Unfortunately, On Track isn't. I commend these boys from Butler University for founding an a cappella group and getting an album out the door. That is a feat in itself. But it simply isn't sufficient in the modern a cappella world.

On Track is essentially a rehash of what other people have been doing for the last twenty years, except done worse. Song choices are uninspired. Arrangements were all done by someone else. Everything has been sung by other people, lots of times.

And while Out of the Dawg House really aren't bad, they aren't great either. Their lack of innovation is compounded by their mediocre delivery. Clearly there is some singing talent. In particular, I found many of the solos well done. But pitch has a tendency to wander, tuning and blend aren't spot on, and vocal percussion is average at best. The group is its best singing in choral-style block: Fields of Gold is a good example. Another of their better tracks is Insomniac, with some interesting parts and clearly energetic performances. But it's also telling that the disc contains both a studio and a live version of Insomniac, and it's difficult to tell the difference between them. There is little studio polishing, and if OOTDH were military shoes, they would fail inspection.
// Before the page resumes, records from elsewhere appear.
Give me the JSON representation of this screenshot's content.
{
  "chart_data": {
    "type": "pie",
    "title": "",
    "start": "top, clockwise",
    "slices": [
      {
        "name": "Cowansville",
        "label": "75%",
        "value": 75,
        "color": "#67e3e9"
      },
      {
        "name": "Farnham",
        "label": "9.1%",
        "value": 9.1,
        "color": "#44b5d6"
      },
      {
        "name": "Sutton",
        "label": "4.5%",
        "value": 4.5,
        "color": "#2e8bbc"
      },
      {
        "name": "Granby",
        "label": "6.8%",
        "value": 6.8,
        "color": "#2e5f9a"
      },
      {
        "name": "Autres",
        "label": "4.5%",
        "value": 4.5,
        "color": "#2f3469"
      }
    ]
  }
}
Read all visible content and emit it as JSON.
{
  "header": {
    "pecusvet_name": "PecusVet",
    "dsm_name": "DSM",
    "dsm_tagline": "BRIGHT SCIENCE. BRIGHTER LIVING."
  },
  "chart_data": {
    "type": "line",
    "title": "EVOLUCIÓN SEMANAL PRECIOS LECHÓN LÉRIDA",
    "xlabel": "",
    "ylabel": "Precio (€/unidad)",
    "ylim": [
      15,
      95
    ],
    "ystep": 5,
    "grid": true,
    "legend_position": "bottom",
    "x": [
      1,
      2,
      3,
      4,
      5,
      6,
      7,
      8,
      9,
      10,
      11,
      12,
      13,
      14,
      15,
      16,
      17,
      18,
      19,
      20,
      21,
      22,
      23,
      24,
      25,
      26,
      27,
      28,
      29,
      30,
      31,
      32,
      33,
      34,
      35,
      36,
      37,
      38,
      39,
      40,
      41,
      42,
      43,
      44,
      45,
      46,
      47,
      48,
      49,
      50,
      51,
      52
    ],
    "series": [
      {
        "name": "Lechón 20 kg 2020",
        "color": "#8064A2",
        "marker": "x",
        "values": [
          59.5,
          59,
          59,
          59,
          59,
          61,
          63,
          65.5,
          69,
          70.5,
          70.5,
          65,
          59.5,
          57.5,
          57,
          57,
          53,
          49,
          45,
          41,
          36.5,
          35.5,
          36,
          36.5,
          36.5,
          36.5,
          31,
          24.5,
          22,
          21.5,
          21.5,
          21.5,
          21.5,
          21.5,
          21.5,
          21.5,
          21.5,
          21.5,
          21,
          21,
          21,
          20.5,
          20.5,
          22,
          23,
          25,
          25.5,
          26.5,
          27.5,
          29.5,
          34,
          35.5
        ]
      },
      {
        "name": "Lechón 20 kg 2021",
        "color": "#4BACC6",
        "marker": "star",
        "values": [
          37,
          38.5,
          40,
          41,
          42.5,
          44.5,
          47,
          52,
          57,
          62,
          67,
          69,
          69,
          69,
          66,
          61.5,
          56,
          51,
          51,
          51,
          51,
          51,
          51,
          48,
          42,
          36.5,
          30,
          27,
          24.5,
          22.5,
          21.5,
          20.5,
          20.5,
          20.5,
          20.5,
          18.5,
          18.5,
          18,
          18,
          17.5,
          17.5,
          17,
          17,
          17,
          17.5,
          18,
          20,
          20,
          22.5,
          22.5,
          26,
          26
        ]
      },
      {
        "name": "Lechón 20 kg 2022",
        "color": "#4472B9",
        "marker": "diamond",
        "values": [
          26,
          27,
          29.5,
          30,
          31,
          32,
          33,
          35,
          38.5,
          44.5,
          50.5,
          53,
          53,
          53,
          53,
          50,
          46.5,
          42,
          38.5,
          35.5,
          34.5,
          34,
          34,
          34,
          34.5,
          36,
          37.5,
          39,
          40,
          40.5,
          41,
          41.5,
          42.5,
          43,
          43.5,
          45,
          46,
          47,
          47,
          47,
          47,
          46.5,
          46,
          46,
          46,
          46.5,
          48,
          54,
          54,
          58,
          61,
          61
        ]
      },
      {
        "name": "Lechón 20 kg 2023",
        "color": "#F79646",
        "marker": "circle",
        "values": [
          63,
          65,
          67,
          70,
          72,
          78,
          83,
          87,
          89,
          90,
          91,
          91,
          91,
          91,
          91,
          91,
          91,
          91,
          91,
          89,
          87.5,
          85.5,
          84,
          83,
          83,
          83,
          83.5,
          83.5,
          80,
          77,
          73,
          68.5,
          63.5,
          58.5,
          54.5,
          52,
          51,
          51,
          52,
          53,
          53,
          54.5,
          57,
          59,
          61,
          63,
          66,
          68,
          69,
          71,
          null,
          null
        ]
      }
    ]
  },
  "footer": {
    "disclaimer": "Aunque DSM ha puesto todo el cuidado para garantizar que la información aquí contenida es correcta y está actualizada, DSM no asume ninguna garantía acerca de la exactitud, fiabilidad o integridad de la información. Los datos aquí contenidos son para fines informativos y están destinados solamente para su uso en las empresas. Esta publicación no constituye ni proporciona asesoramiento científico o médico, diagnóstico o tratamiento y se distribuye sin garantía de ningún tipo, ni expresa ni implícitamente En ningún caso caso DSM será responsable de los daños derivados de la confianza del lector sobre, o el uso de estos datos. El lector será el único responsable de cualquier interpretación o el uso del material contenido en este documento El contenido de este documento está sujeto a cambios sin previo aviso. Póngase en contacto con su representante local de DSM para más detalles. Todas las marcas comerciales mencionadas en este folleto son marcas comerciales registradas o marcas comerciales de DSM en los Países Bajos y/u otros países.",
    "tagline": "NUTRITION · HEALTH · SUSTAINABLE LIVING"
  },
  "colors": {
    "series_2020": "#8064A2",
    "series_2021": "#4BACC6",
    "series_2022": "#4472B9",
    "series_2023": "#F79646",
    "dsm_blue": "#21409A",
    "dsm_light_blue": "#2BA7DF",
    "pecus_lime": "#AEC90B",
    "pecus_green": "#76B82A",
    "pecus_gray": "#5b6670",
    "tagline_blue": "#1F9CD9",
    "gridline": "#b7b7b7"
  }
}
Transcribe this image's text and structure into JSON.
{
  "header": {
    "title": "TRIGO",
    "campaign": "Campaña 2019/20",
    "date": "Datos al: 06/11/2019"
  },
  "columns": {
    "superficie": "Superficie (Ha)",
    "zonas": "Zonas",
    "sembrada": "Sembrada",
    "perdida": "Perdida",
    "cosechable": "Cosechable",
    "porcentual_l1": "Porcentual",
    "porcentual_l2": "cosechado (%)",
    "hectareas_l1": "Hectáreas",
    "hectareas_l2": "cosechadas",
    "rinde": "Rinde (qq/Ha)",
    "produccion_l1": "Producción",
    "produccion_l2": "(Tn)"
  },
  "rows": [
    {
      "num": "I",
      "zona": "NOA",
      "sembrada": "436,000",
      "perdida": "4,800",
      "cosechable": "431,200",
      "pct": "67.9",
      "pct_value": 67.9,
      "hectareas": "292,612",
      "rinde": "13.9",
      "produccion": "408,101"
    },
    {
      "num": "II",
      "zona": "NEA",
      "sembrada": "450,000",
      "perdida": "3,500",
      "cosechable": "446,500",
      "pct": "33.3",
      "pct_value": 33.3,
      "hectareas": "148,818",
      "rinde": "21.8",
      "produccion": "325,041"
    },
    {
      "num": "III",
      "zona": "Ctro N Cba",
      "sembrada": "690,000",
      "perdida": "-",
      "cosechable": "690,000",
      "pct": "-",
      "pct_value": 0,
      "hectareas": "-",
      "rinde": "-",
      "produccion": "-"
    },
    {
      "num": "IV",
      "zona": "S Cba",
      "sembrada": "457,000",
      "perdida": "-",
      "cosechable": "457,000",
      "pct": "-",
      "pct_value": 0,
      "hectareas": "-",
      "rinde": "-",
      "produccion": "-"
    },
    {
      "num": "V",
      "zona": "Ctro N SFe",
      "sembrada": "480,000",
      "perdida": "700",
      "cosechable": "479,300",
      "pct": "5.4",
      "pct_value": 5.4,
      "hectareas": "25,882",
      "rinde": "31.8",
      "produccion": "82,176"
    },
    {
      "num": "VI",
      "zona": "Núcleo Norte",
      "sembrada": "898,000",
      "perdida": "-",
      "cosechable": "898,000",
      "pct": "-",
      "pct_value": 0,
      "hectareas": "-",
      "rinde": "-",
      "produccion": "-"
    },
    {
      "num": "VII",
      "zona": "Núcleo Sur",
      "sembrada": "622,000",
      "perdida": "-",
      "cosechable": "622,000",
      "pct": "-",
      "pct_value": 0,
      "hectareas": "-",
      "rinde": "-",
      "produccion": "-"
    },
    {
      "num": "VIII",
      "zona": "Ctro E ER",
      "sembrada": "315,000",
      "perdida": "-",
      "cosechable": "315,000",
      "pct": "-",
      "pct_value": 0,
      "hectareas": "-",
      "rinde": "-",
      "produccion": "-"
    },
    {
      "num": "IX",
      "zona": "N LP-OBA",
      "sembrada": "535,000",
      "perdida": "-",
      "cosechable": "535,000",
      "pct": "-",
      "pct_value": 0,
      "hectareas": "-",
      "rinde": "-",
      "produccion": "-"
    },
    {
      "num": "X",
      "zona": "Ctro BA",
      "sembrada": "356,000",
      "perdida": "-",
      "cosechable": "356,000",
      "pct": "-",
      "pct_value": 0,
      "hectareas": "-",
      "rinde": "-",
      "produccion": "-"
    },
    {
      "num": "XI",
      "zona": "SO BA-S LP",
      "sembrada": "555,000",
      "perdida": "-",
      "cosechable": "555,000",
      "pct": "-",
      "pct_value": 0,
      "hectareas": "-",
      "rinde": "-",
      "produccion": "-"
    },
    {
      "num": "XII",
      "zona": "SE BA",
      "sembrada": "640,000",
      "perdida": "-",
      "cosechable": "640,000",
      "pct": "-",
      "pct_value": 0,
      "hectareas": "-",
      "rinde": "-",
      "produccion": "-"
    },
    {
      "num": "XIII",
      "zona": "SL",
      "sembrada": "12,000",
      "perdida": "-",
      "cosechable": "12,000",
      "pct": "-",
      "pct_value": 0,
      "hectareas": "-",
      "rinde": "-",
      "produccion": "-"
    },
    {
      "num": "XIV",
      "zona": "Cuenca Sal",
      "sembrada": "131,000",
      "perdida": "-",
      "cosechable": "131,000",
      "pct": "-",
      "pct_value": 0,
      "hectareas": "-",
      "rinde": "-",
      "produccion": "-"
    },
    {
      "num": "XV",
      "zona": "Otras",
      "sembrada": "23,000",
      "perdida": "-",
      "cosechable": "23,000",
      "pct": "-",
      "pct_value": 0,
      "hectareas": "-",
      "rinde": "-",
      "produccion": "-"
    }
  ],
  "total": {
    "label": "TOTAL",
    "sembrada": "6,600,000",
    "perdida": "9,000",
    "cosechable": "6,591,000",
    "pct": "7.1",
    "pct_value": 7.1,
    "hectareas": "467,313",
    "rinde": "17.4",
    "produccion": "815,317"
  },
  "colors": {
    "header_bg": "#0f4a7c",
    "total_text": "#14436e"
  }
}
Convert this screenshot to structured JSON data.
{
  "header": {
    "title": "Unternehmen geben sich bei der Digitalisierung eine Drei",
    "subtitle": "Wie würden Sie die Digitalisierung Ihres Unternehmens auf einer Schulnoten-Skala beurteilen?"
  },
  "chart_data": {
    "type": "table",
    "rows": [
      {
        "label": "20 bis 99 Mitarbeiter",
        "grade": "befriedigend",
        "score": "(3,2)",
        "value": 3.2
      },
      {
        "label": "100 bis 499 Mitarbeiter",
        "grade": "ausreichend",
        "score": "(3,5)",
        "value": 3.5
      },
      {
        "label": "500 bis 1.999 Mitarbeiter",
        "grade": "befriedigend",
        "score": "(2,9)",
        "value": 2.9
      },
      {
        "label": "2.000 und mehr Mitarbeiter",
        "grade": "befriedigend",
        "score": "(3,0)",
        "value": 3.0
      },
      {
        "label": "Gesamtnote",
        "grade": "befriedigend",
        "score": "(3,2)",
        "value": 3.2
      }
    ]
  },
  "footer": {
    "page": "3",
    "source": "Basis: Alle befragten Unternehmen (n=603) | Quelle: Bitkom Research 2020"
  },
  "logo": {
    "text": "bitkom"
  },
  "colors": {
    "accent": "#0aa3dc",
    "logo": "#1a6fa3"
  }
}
Sidebar: I always feel a need to comment when a group doesn't put the songs' original artists in the liner notes. I find it unprofessional and disrespectful. How professional an album cover containing a picture of your group with its pants down is, I suppose that can be up for debate.

So what we're left with is like a box of Triscuits you have left open all night. Not bad, but stale. For Butler, I guess old Triscuits are better than no crackers at all. But for the rest of us, stick with something fresh.


Tuning / Blend 2
Energy / Intensity 2
Innovation / Creativity 1
Soloists 2
Sound / Production 3
Repeat Listenability 1
Tracks
1 Either Way 2
2 It's So Hard to Say Goodbye to Yesterday 3
3 You and I Both 2
4 Fields of Gold 2
5 Angels 2
6 Insomniac 3
7 Good Old A Cappella 2
8 Walking in Memphis 1
9 When I Fall in Love 3
10 Africa 2
11 In the Still of the Night 2
12 MLK 2
13 Insomniac (live) [unlisted] 1

On Track is such a parody of itself that it may as well be called "In the Still of the Night (in Africa), MLK and the Insomniac Walked in Memphis Through Fields of Gold". Granted, Indianapolis is a far shot from the a cappella Mecca of Bloomington, but these guys should know better. This weak offering suffers from bad syllables, speed singing (with the exceptions of Fields of Gold and Walking in Memphis, which both run about 10 bpm too slow), awkward soloists, and of course, a track listing far below expectations.

To be fair, it's not a bad recording, but all things considered, this is one boring album, even if most of the founding members appear here on what I'll assume is the first release for "Out of the Dawg House". Block chords pervade most of the songs, with occasional layering to produce texture, but for the most part the album is a lot of "oooh"s and "aaah"s (or some variation with a consonant in front).

Of course, the issue is in the arrangements, none of which come from any of the group members. Indeed, the strongest tracks are those that come straight out of the CASA library (It's So Hard to Say Goodbye to Yesterday and Good Old A Cappella), and even those are pretty standard, although I don't know what happened to the bouncy bass under the chorus on "Good Old", which makes it sound quite glee club as opposed to doo-wop. The worst offense on the album? Insomniac. Not once, mind you. Twice. First as it's listed in track 6, and then hidden just past MLK as a bonus. Kids, listening to that 9-year-old Virginia Gentlemen arrangement a second time is not a bonus. It's punishment.

The thing is, I didn't even really have to listen to the album to know it wasn't going to impress me. You've got a track listing that for the most part would have been outdated 10 years ago, and the only thing On Track has going for it is a decent studio blend. Other than that, this album could be lost in the a cappella archives for eternity without being missed by anyone but the Dawg House themselves.